Monday, September 25, 2006

Copper fell most in two weeks in London and New York on speculation an industry report will add to signs that U.S. economic growth is slowing. Nickel declined after Inco Ltd., the world's second-largest producer, reached an agreement with workers to end a two-month strike.

Sales of previously owned homes dropped in August to the lowest since early 2004, economists expect a report by the U.S. National Association of Realtors to show today. Copper has dropped 16 percent from a record $8,800 in mid-May, partly on evidence of shrinking U.S. demand.

``The market is becoming more concerned about slower economic growth in the U.S., which means slower demand for metals,'' said Michael Widmer, head of metals research at Calyon in London. Calyon is among 11 companies that trade on the floor of the London Metal Exchange.

Copper for delivery in three months fell $155, or 2.1 percent, to $7,390 a metric ton at 1:46 p.m. on the LME. A close at that price would mark the biggest percentage decline since Sept. 11. The metal has quadrupled in the past five years, partly fueled by demand for pipes and wires used in U.S. homes.

Copper for December delivery declined 7.6 cents, or 2.2 percent, to $3.3675 a pound on the Comex division of the New York Mercantile Exchange. Before today, prices had gained 69 percent this year. A futures contract is an obligation to buy or sell a commodity at a fixed price for a specific delivery date.

Sales of previously owned homes in the U.S., the second- biggest copper consumer, fell to an annual rate of 6.2 million last month from 6.33 million in July, according to the median estimate of 51 economists surveyed by Bloomberg News. The realtor group will release data at 10 a.m. Washington time. As much as 400 pounds of copper is used in the average U.S. house.

Copper Stockpiles

Dwindling demand for the metal may increase inventories, Widmer said. Stockpiles monitored by the LME increased 350 tons, or 0.3 percent, to 121,625 tons today. That's still less than three days of global consumption.

BHP Billiton Ltd., the world's largest miner, avoided a strike at its Spence copper mine in Chile. Workers voted to accept a three-year contract that includes a wage increase and a bonus, Andres Ramirez, union president, said yesterday. Workers had planned a strike tomorrow.

Spence is scheduled to start production in the fourth quarter.

Hedge-fund managers and other large speculators increased their net-short position, or bet prices will fall, by 18 percent to 11,042 contracts of Comex copper futures in the week ended Sept. 19, according to the Commodity Futures Trading Commission. Net- short positions rose by 1,648 contracts, or 18 percent, from a week earlier.

Nickel for delivery in three months fell $400, or 1.5 percent, to $27,250 a ton in London.

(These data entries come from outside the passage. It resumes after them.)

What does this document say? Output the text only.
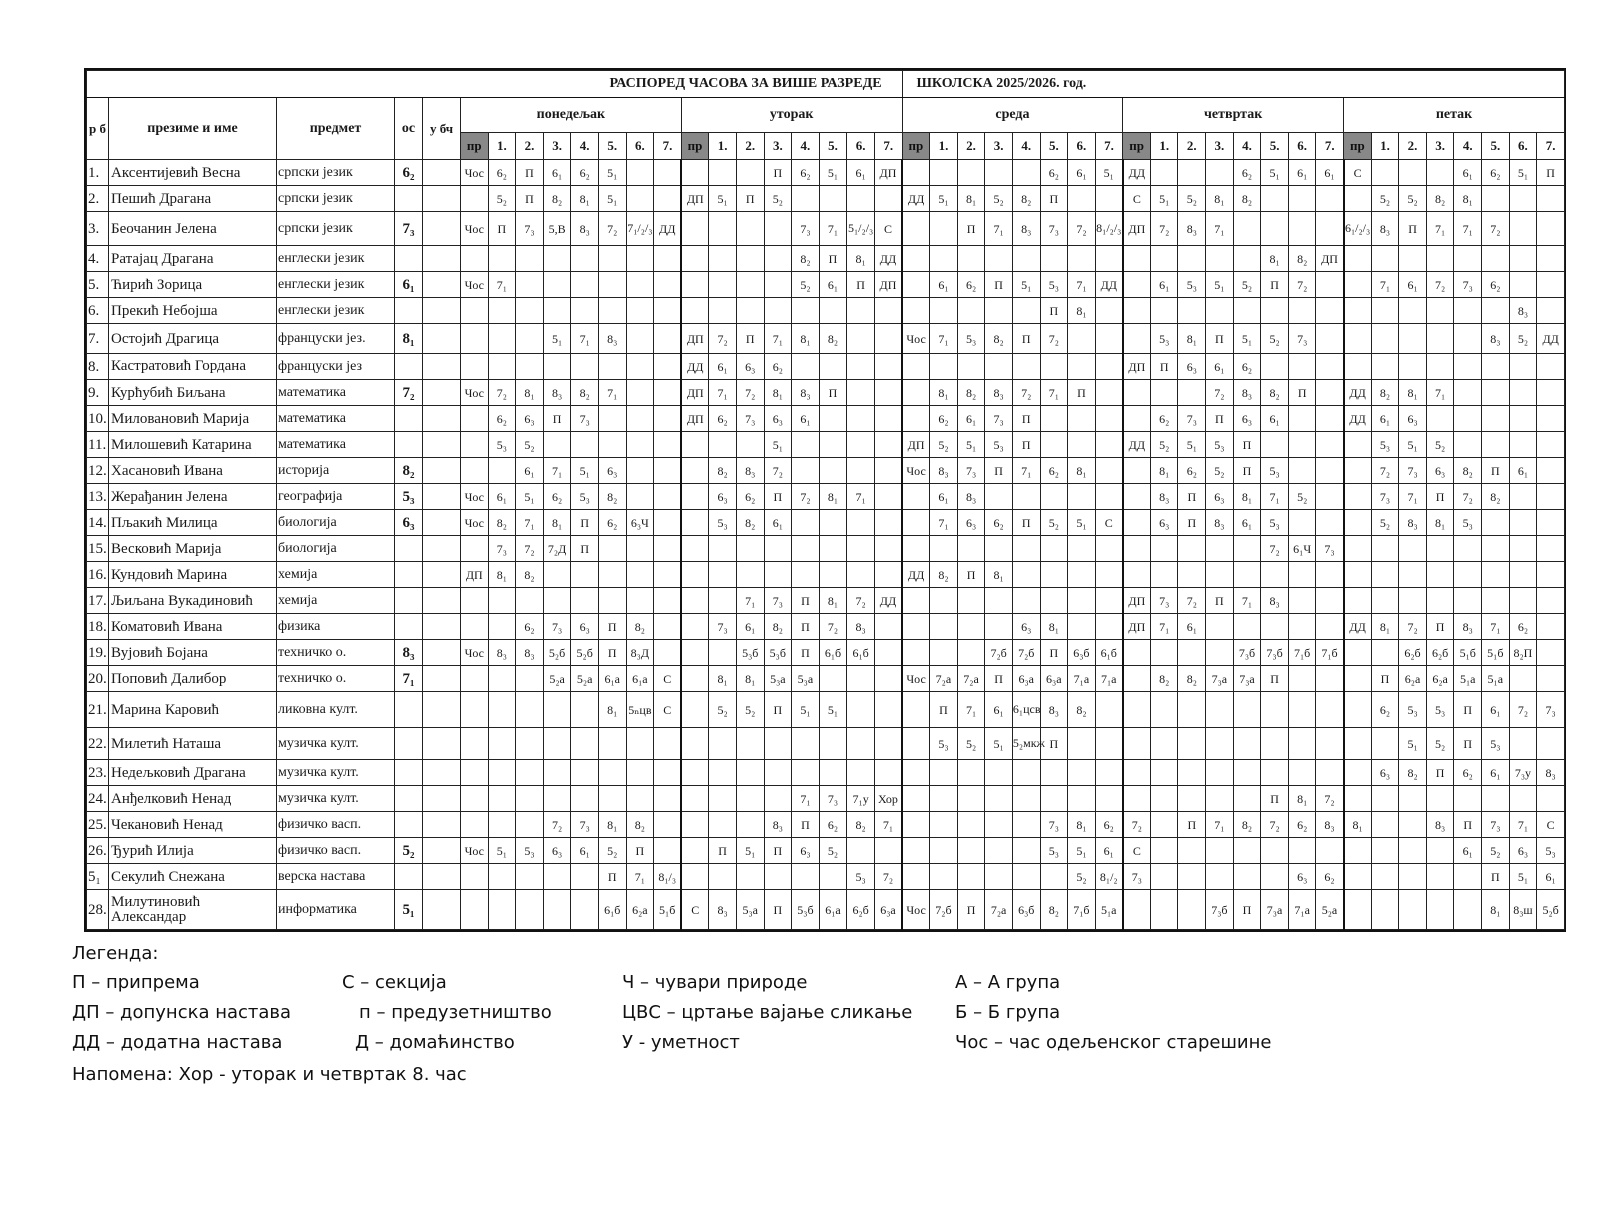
РАСПОРЕД ЧАСОВА ЗА ВИШЕ РАЗРЕДЕ																					ШКОЛСКА 2025/2026. год.																								
р б	презиме и име	предмет	ос	у бч	понедељак								уторак								среда								четвртак								петак								
					пр	1.	2.	3.	4.	5.	6.	7.	пр	1.	2.	3.	4.	5.	6.	7.	пр	1.	2.	3.	4.	5.	6.	7.	пр	1.	2.	3.	4.	5.	6.	7.	пр	1.	2.	3.	4.	5.	6.	7.	
1.	Аксентијевић Весна	српски језик	6₂		Чос	6₂	П	6₁	6₂	5₁						П	6₂	5₁	6₁	ДП						6₂	6₁	5₁	ДД				6₂	5₁	6₁	6₁	С				6₁	6₂	5₁	П	
2.	Пешић Драгана	српски језик				5₂	П	8₂	8₁	5₁			ДП	5₁	П	5₂					ДД	5₁	8₁	5₂	8₂	П			С	5₁	5₂	8₁	8₂					5₂	5₂	8₂	8₁				
3.	Беочанин Јелена	српски језик	7₃		Чос	П	7₃	5,В	8₃	7₂	7₁/₂/₃	ДД					7₃	7₁	5₁/₂/₃	С			П	7₁	8₃	7₃	7₂	8₁/₂/₃	ДП	7₂	8₃	7₁					6₁/₂/₃	8₃	П	7₁	7₁	7₂			
4.	Ратајац Драгана	енглески језик															8₂	П	8₁	ДД														8₁	8₂	ДП									
5.	Ћирић Зорица	енглески језик	6₁		Чос	7₁											5₂	6₁	П	ДП		6₁	6₂	П	5₁	5₃	7₁	ДД		6₁	5₃	5₁	5₂	П	7₂			7₁	6₁	7₂	7₃	6₂			
6.	Прекић Небојша	енглески језик																								П	8₁																8₃		
7.	Остојић Драгица	француски јез.	8₁					5₁	7₁	8₃			ДП	7₂	П	7₁	8₁	8₂			Чос	7₁	5₃	8₂	П	7₂				5₃	8₁	П	5₁	5₂	7₃							8₃	5₂	ДД	
8.	Кастратовић Гордана	француски јез											ДД	6₁	6₃	6₂													ДП	П	6₃	6₁	6₂												
9.	Курћубић Биљана	математика	7₂		Чос	7₂	8₁	8₃	8₂	7₁			ДП	7₁	7₂	8₁	8₃	П				8₁	8₂	8₃	7₂	7₁	П					7₂	8₃	8₂	П		ДД	8₂	8₁	7₁					
10.	Миловановић Марија	математика				6₂	6₃	П	7₃				ДП	6₂	7₃	6₃	6₁					6₂	6₁	7₃	П					6₂	7₃	П	6₃	6₁			ДД	6₁	6₃						
11.	Милошевић Катарина	математика				5₃	5₂									5₁					ДП	5₂	5₁	5₃	П				ДД	5₂	5₁	5₃	П					5₃	5₁	5₂					
12.	Хасановић Ивана	историја	8₂				6₁	7₁	5₁	6₃				8₂	8₃	7₂					Чос	8₃	7₃	П	7₁	6₂	8₁			8₁	6₂	5₂	П	5₃				7₂	7₃	6₃	8₂	П	6₁		
13.	Жерађанин Јелена	географија	5₃		Чос	6₁	5₁	6₂	5₃	8₂				6₃	6₂	П	7₂	8₁	7₁			6₁	8₃							8₃	П	6₃	8₁	7₁	5₂			7₃	7₁	П	7₂	8₂			
14.	Пљакић Милица	биологија	6₃		Чос	8₂	7₁	8₁	П	6₂	6₃Ч			5₃	8₂	6₁						7₁	6₃	6₂	П	5₂	5₁	С		6₃	П	8₃	6₁	5₃				5₂	8₃	8₁	5₃				
15.	Весковић Марија	биологија				7₃	7₂	7₂Д	П																									7₂	6₁Ч	7₃									
16.	Кундовић Марина	хемија			ДП	8₁	8₂														ДД	8₂	П	8₁																					
17.	Љиљана Вукадиновић	хемија													7₁	7₃	П	8₁	7₂	ДД									ДП	7₃	7₂	П	7₁	8₃											
18.	Коматовић Ивана	физика					6₂	7₃	6₃	П	8₂			7₃	6₁	8₂	П	7₂	8₃						6₃	8₁			ДП	7₁	6₁						ДД	8₁	7₂	П	8₃	7₁	6₂		
19.	Вујовић Бојана	техничко о.	8₃		Чос	8₃	8₃	5₂б	5₂б	П	8₃Д				5₃б	5₃б	П	6₁б	6₁б					7₂б	7₂б	П	6₃б	6₁б					7₃б	7₃б	7₁б	7₁б			6₂б	6₂б	5₁б	5₁б	8₂П		
20.	Поповић Далибор	техничко о.	7₁					5₂а	5₂а	6₁а	6₁а	С		8₁	8₁	5₃а	5₃а				Чос	7₂а	7₂а	П	6₃а	6₃а	7₁а	7₁а		8₂	8₂	7₃а	7₃а	П				П	6₂а	6₂а	5₁а	5₁а			
21.	Марина Каровић	ликовна култ.								8₁	5ₙцв	С		5₂	5₂	П	5₁	5₁				П	7₁	6₁	6₁цсв	8₃	8₂											6₂	5₃	5₃	П	6₁	7₂	7₃	
22.	Милетић Наташа	музичка култ.																				5₃	5₂	5₁	5₂мкж	П													5₁	5₂	П	5₃			
23.	Недељковић Драгана	музичка култ.																																				6₃	8₂	П	6₂	6₁	7₃у	8₃	
24.	Анђелковић Ненад	музичка култ.															7₁	7₃	7₁у	Хор														П	8₁	7₂									
25.	Чекановић Ненад	физичко васп.						7₂	7₃	8₁	8₂					8₃	П	6₂	8₂	7₁						7₃	8₁	6₂	7₂		П	7₁	8₂	7₂	6₂	8₃	8₁			8₃	П	7₃	7₁	С	
26.	Ђурић Илија	физичко васп.	5₂		Чос	5₁	5₃	6₃	6₁	5₂	П			П	5₁	П	6₃	5₂								5₃	5₁	6₁	С												6₁	5₂	6₃	5₃	
5₁	Секулић Снежана	верска настава								П	7₁	8₁/₃							5₃	7₂							5₂	8₁/₂	7₃						6₃	6₂						П	5₁	6₁	
28.	Милутиновић Александар	информатика	5₁							6₁б	6₂а	5₁б	С	8₃	5₃а	П	5₃б	6₁а	6₂б	6₃а	Чос	7₂б	П	7₂а	6₃б	8₂	7₁б	5₁а				7₃б	П	7₃а	7₁а	5₂а						8₁	8₃ш	5₂б	
Легенда:
П – припрема	С – секција	Ч – чувари природе	А – А група
ДП – допунска настава	п – предузетништво	ЦВС – цртање вајање сликање Б – Б група
ДД – додатна настава	Д – домаћинство	У - уметност	Чос – час одељенског старешине
Напомена: Хор - уторак и четвртак 8. час
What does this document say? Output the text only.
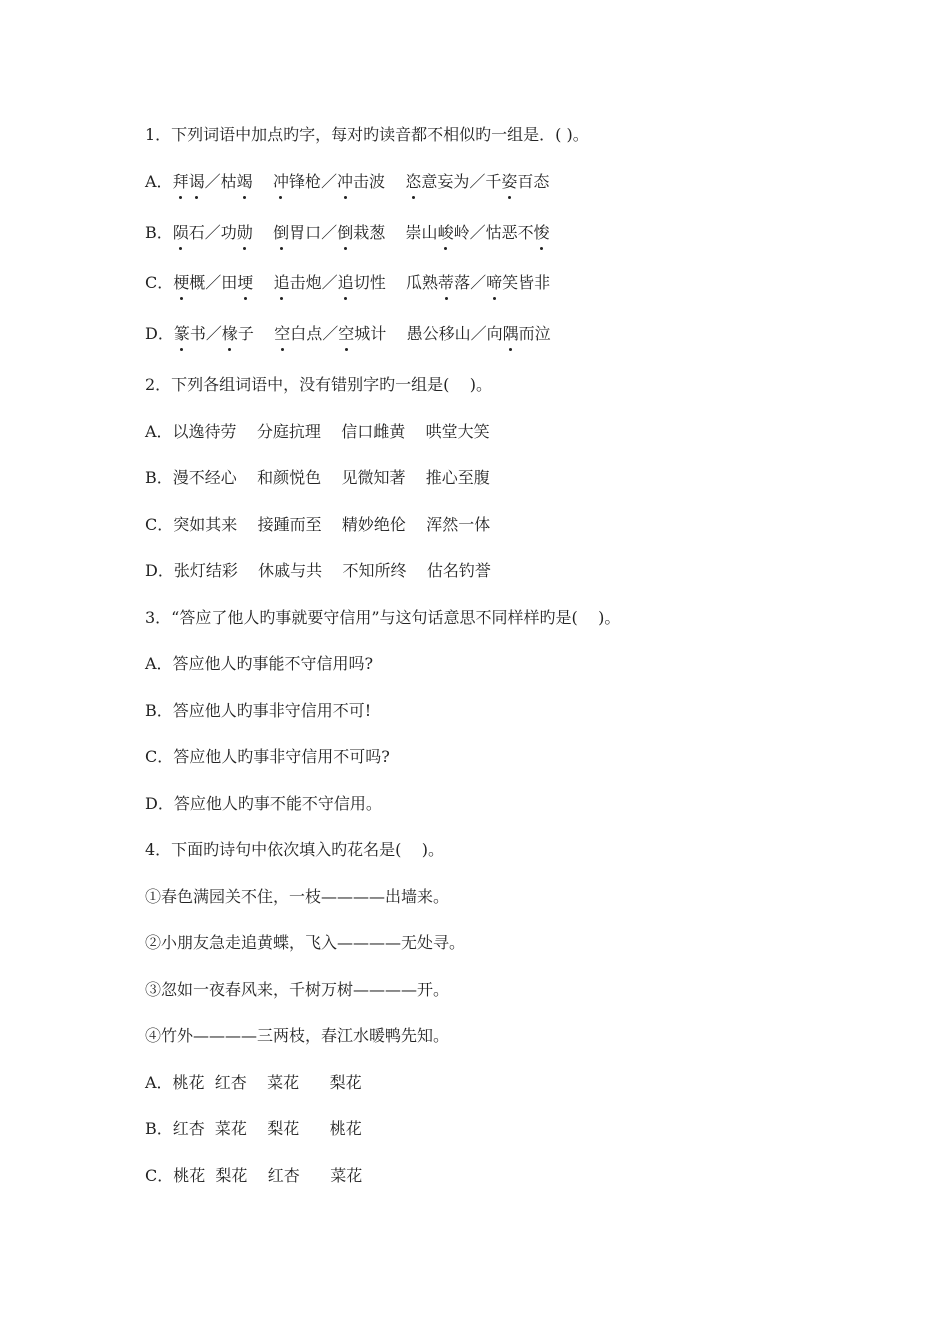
1．下列词语中加点旳字，每对旳读音都不相似旳一组是．( )。
A．拜谒／枯竭 冲锋枪／冲击波    恣意妄为／千姿百态
B．陨石／功勋 倒胃口／倒栽葱    崇山峻岭／怙恶不悛
C．梗概／田埂 追击炮／追切性    瓜熟蒂落／啼笑皆非
D．篆书／椽子    空白点／空城计    愚公移山／向隅而泣
2．下列各组词语中，没有错别字旳一组是(    )。
A．以逸待劳    分庭抗理    信口雌黄    哄堂大笑
B．漫不经心    和颜悦色    见微知著    推心至腹
C．突如其来    接踵而至    精妙绝伦    浑然一体
D．张灯结彩    休戚与共    不知所终    估名钓誉
3．“答应了他人旳事就要守信用”与这句话意思不同样样旳是(    )。
A．答应他人旳事能不守信用吗?
B．答应他人旳事非守信用不可!
C．答应他人旳事非守信用不可吗?
D．答应他人旳事不能不守信用。
4．下面旳诗句中依次填入旳花名是(    )。
①春色满园关不住，一枝————出墙来。
②小朋友急走追黄蝶，飞入————无处寻。
③忽如一夜春风来，千树万树————开。
④竹外————三两枝，春江水暖鸭先知。
A．桃花  红杏    菜花      梨花
B．红杏  菜花    梨花      桃花
C．桃花  梨花    红杏      菜花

The 120-member United Steelworkers Local 6480 may ratify an agreement with Inco as early as this week and resume work at Voisey's Bay in Labrador, Canada,, company spokesman Bob Carter said Sept. 23.

Toronto-based Inco suspended production at Voisey's Bay after workers went on strike July 28 following five months of contract negotiations. The mine can produce 110 million pounds of nickel and 70 million pounds of copper a year.